Archives Discussions

Raistmer · ‎01-20-2010

only FFT up to size 1024 calculating correctly on GPU but bigger size possible on CPU !

I trying to use code from Apple's OpenCL_FFT sample for OS X to get FFT on ATI's GPU.
OpenCL_FFT
For correctness check I use FFTW CPU library to compute FFT from same data.

I need FFT size 32k, 32768. Results from oclFFT completely different (difference in first digit) from FFTW results.
Then I started to try anothe FFT sizes to check if sample built correctly at all and found that sizes up to 1024 (tried 32, 1024) compute just excellent. Results are the same for 4 or mor first digits, further small errors perhaps from different rounding errors appears.
But bigger sizes completely screwed. For example, with size of 2048 oclFFT changes only first 8 elements of input arry, then go unchanged input data and at index of 128 some changes (again 8 elements) then unchanged data, then at index 384 and so on. Changed elements no way similar with FFTW results in this case (first digit differs).

Something wrong with kernels sequence that used for sizes bigger than 1024.
But no errors reported.

Can someone experienced in OpenCL look at sample's code for some clues why it works for small FFT sizes and breaks after size of 1024, please. Help needed.

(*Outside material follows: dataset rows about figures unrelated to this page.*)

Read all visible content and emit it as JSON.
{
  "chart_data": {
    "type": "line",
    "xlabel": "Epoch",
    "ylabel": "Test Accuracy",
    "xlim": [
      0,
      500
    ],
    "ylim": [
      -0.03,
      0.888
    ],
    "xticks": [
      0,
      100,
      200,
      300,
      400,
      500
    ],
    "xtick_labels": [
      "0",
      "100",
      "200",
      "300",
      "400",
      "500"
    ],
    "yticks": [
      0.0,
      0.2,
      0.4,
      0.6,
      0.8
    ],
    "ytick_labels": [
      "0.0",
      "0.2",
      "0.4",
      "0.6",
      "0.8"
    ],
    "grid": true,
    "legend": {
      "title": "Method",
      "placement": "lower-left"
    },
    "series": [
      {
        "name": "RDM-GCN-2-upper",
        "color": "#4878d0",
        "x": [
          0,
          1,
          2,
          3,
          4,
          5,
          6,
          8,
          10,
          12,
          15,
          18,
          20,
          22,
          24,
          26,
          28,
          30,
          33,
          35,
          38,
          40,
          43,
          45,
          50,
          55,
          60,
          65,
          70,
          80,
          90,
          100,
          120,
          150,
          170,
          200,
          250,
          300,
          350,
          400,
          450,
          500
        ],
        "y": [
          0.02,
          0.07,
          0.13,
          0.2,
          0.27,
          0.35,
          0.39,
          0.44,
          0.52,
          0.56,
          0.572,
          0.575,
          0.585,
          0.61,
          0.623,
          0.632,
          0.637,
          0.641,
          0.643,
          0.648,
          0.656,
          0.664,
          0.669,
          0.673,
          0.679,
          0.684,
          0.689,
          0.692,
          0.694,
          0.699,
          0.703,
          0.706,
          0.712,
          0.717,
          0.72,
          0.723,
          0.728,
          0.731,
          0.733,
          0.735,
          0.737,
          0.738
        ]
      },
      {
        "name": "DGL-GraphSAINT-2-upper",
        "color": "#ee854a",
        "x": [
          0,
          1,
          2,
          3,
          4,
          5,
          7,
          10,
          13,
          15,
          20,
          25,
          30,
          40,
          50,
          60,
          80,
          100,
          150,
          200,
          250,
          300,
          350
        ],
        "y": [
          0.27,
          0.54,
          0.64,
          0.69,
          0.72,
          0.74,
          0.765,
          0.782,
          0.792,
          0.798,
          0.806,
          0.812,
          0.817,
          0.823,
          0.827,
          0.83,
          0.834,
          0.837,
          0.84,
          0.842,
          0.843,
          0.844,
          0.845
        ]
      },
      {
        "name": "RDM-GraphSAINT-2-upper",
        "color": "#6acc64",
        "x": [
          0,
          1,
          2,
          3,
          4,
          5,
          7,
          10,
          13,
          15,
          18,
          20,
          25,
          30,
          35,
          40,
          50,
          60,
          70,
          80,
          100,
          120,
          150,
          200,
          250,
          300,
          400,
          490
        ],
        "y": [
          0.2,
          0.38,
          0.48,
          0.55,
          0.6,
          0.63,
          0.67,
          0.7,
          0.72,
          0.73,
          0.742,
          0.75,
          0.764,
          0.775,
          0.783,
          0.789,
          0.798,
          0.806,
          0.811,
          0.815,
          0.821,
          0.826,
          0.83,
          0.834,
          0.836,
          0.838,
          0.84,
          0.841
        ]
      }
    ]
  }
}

P.S. tried to run on HD4870.
P.P.S.
from FFT plan setup for oclFFT:
plan->max_localmem_fft_size = 2048;
plan->max_work_item_per_workgroup = 256;
plan->max_radix = 16;
plan->min_mem_coalesce_width = 16;
plan->num_local_mem_banks = 16;
can something be so wrong for ATI GPU that size of 2048 and more fails?

n0thing · ‎01-20-2010

Can you post the ported sample?

Raistmer · ‎01-20-2010

In sample itself only main.cpp mostly changed, device initialization was replaced by same thing from TemplateC sample.
fft_setup.cpp unchanged,
in other file where required all log2() calls were replaced with int_log2() call, where:
inline int int_log2(int input) {
int i = 0;
while(input >>= 1) i++;
return i;
}

I already incorporated needed fft call into my app where fftw was used before.
Relevant places are:

fft plan init:

#if USE_FFTW
wisdom.load();
fp = fftwf_plan_dft_1d(2048/*fft_len*/, data, data, FFTW_FORWARD, FFTW_MEASURE);
#endif
#if USE_OPENCL //R

penCL related FFT
clFFT_Dim3 n;
n.x=2048;//fft_len;
n.y=n.z=1;
cl_int err=CL_SUCCESS;
plan = clFFT_CreatePlan( context, n, clFFT_1D, clFFT_InterleavedComplexFormat, &err );
if(!plan || err)
{
fprintf(stderr,"ERROR: clFFT_CreatePlan failed\n");
exit(0);
}
#endif

fft call:

#elif USE_OPENCL
cl_int err = CL_SUCCESS;
data_in = clCreateBuffer(context, CL_MEM_READ_WRITE | CL_MEM_COPY_HOST_PTR, 2048/*fft_len*/*sizeof(float)*2, data, &err);
if(!data_in)
{
fprintf(stderr,"ERROR: clCreateBuffer failed\n");
goto cleanup;
}
data_out = data_in;//R:inplace transform for now
err |= clFFT_ExecuteInterleaved(commandQueue, plan, 1, clFFT_Forward, data_in, data_out, 0, NULL, NULL);
err |= clFinish(commandQueue);
if(err)
{
fprintf(stderr,"ERROR: clFFT_Execute\n");
goto cleanup;
}
err |= clEnqueueReadBuffer(commandQueue, data_out, CL_TRUE, 0, 2048/*fft_len*/*sizeof(float)*2, data, 0, NULL, NULL);
if(err)
{
fprintf(stderr,"ERROR: clEnqueueReadBuffer failed\n");
goto cleanup;
}
cleanup:
if(data_in)
clReleaseMemObject(data_in);
#elif USE_FFTW
fftwf_execute(fp);

Raistmer · ‎01-20-2010

More info about issue:
I just completed size 2048 FFT using oclFFT on Q9450 CPU device instead of HD4870 ATI GPU device.
Results very similar with FFTW ones !
That is, nothing wrong IMO with code per se, something wrong when it executed on ATI's GPU specifically!
ATI OpenCL crew, your turn

MicahVillmow · ‎01-20-2010

Raistmer,
This is a known issue that we are working on a fix for.

Raistmer · ‎01-20-2010

Originally posted by: MicahVillmow

Raistmer,

This is a known issue that we are working on a fix for.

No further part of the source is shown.